[Image description: a thicc green hornworm hanging onto the stem of a tomato plant. The hornworm is speckled with little white dots, has eyespots and angular white stripes down his side, and the namesake sharp little spike of a horn on its butt.]
Always double check that they are still active before killing them. I've found several on my tomatos before that have been essentially paralyzed. If you let them be, you'll see some cocoons of these parasitic wasps show up on their back. They will then go seek and destroy any others in your garden.
Don't know the range of those wasps, but I'm in inland southern California, and I don't think I've ever spotted a worm with them. Kinda glad of that tbh, the whole idea gives me the heebie geebies.
I don't know. I suspect that since it is a specific predator that has co-evolved with tomato hornworms, they would completely overlap ranges. Looking at the map of observations people have put on iNaturalist, though, it does not look like they are in your area, so who knows.

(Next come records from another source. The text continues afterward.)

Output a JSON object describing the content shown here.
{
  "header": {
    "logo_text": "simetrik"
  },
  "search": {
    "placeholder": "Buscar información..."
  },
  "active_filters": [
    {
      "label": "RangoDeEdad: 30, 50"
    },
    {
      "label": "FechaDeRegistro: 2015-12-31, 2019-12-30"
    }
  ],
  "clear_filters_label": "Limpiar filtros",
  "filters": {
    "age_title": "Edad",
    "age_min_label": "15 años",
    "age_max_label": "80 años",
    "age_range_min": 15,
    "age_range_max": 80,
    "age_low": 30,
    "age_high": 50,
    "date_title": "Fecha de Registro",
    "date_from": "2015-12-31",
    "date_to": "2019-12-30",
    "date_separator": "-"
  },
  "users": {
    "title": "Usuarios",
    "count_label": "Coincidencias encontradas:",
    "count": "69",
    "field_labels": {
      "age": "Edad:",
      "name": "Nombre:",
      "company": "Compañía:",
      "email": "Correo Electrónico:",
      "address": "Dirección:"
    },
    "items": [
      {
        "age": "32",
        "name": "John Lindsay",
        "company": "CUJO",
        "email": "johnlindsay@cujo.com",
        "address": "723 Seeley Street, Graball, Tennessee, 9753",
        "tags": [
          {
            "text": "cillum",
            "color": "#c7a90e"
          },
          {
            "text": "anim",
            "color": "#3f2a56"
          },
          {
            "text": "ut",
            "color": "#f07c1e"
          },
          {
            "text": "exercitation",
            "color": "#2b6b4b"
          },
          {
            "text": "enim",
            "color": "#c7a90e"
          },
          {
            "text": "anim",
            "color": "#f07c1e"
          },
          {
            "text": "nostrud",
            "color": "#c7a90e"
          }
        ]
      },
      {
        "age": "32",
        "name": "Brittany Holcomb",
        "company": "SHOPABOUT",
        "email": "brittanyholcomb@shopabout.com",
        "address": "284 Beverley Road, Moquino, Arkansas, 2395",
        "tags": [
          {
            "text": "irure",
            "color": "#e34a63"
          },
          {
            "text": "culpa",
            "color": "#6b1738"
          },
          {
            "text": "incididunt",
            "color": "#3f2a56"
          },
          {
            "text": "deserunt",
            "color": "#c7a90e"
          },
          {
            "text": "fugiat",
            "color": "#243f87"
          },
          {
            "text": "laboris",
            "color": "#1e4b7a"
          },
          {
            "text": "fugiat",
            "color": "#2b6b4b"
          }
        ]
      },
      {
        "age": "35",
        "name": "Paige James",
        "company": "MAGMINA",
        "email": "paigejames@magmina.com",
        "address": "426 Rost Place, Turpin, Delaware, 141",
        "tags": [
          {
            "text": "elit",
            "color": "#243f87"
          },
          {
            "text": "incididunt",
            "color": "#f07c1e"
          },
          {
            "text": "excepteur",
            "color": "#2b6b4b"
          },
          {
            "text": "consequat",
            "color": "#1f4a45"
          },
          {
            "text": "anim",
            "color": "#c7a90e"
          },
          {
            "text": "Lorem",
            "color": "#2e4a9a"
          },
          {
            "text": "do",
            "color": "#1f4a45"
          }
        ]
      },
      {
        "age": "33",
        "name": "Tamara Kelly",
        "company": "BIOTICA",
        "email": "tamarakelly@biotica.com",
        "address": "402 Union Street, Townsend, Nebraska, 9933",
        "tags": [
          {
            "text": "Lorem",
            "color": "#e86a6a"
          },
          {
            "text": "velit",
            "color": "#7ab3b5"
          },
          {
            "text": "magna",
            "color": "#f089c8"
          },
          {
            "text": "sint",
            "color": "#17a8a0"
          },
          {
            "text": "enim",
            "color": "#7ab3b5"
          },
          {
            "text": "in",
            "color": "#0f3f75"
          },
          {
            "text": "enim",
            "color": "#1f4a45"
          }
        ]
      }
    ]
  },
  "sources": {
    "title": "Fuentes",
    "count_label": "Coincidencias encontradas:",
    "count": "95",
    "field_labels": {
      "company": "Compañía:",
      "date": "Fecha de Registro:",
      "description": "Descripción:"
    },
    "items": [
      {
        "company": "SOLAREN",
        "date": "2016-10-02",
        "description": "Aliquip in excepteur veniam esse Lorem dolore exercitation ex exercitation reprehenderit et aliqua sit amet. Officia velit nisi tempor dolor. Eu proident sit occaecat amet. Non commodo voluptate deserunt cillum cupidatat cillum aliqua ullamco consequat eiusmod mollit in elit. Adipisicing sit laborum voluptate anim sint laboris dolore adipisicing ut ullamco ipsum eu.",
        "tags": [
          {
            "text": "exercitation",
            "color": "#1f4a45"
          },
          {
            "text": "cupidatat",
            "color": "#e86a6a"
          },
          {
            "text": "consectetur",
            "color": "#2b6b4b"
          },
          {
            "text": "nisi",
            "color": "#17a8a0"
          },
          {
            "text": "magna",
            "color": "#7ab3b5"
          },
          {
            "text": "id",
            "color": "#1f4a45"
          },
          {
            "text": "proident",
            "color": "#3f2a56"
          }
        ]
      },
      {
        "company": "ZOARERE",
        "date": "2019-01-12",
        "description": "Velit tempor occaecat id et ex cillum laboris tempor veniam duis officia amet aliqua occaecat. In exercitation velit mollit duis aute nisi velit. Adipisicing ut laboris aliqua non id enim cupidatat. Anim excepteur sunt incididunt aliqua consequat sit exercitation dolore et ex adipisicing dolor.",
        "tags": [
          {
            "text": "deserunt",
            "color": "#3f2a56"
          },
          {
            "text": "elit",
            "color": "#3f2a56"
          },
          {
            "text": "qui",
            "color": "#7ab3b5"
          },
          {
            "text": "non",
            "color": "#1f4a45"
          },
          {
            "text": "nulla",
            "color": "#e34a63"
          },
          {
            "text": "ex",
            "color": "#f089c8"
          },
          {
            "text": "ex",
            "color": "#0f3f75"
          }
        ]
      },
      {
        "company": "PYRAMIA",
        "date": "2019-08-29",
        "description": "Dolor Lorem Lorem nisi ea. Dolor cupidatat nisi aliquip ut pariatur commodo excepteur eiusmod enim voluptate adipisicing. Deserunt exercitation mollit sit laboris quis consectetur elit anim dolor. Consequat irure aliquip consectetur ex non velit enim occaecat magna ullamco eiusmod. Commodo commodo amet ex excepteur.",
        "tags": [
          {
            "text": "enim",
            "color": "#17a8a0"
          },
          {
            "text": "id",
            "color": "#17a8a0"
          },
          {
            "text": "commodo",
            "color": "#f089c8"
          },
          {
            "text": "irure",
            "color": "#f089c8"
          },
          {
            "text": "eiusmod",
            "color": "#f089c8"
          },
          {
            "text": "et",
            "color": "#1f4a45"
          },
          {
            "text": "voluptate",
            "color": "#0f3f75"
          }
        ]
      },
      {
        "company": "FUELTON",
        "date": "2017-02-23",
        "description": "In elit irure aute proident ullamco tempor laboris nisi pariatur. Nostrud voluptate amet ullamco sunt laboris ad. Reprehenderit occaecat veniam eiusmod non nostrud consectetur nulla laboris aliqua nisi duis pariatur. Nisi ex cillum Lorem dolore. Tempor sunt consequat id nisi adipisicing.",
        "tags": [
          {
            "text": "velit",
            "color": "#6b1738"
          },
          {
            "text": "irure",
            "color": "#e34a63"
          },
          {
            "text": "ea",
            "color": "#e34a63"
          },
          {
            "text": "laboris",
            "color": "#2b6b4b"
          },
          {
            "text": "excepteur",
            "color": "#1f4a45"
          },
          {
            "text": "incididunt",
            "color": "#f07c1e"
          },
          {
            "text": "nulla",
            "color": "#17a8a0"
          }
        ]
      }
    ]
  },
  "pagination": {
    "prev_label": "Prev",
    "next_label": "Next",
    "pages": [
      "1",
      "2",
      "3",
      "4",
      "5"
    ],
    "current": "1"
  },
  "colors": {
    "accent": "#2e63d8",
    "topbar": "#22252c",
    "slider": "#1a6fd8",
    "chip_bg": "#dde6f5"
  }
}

When I was a kid I had a dog who loved to put these guys in his mouth. He'd come in with a funny look on his face, we'd lift up his lips and he'd have one or several of them tucked up between his gums and cheek like it was tobacco. No idea why that was so appealing to him.

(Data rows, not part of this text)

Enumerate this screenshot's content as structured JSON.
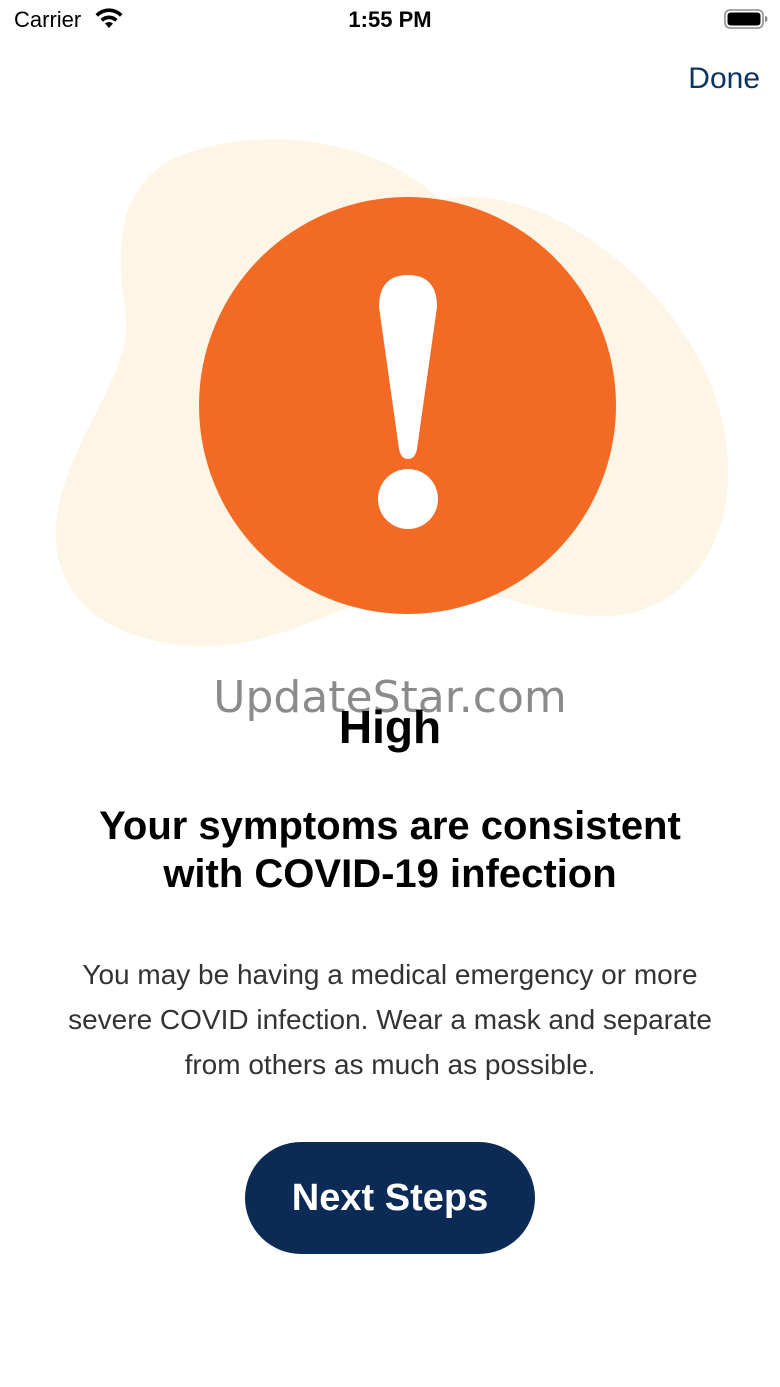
{
  "status_bar": {
    "carrier": "Carrier",
    "time": "1:55 PM",
    "wifi_icon": "wifi-icon",
    "battery_icon": "battery-icon"
  },
  "nav": {
    "done_label": "Done"
  },
  "illustration": {
    "blob_color": "#fdf5e6",
    "alert_color": "#f26a24",
    "icon": "exclamation-alert-icon"
  },
  "watermark": "UpdateStar.com",
  "result": {
    "risk_level": "High",
    "headline": "Your symptoms are consistent with COVID-19 infection",
    "body": "You may be having a medical emergency or more severe COVID infection. Wear a mask and separate from others as much as possible."
  },
  "actions": {
    "next_steps_label": "Next Steps",
    "button_color": "#0b2a55"
  }
}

I wish that they were the biggest problem bug for my tomatoes, but that title goes to the godforsaken spider mites. They decimate my plants every summer as soon as the weather turns hot, and I've tried so many things to combat them.
This year I've applied a couple rounds of predator mites, and in addition to some ruthless pruning of affected plants, I feel like I'm actually holding ground in the battle. Though really hoping that the predator mites will establish a population, as they're a pricy solution.

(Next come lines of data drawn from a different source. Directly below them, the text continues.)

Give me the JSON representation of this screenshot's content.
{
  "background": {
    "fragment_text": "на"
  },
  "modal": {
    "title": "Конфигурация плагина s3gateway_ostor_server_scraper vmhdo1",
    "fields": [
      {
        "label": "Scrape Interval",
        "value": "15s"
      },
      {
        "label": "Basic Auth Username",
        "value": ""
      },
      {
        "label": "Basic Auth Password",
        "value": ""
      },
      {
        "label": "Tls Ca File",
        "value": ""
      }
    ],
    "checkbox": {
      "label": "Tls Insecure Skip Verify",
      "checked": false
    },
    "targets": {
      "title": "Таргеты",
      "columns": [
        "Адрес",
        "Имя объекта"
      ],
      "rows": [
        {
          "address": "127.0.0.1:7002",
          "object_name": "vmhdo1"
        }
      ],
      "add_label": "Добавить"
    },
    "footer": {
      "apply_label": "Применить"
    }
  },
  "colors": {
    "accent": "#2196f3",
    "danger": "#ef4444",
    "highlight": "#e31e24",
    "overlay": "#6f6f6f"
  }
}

I encountered these assholes for the first time last summer in my little box garden. I love caterpillars, so when I saw one I left him alone to snack. The next day I found close to 10 more and my plants were in bad shape.
When I was a kid once of my chores was to check for these little fuckers on my mom's organic tomatoes, since she never used pesticides.
She did buy Mantis egg cases every year but they weren't enough to stop them all. On the plus side, that area developed a population of mantises at least partially because of them.
My first year gardening I found one of these. Not knowing what it was I put it in a Mason jar and crammed in the rest of the branch it was feasting on. By the next day it had devoured every bit of it and looked like it was starving
I usually put them out on my driveway and it doesn't take long before a bird spots my tasty snack offering. Someday I'd love to have chickens to give them to instead.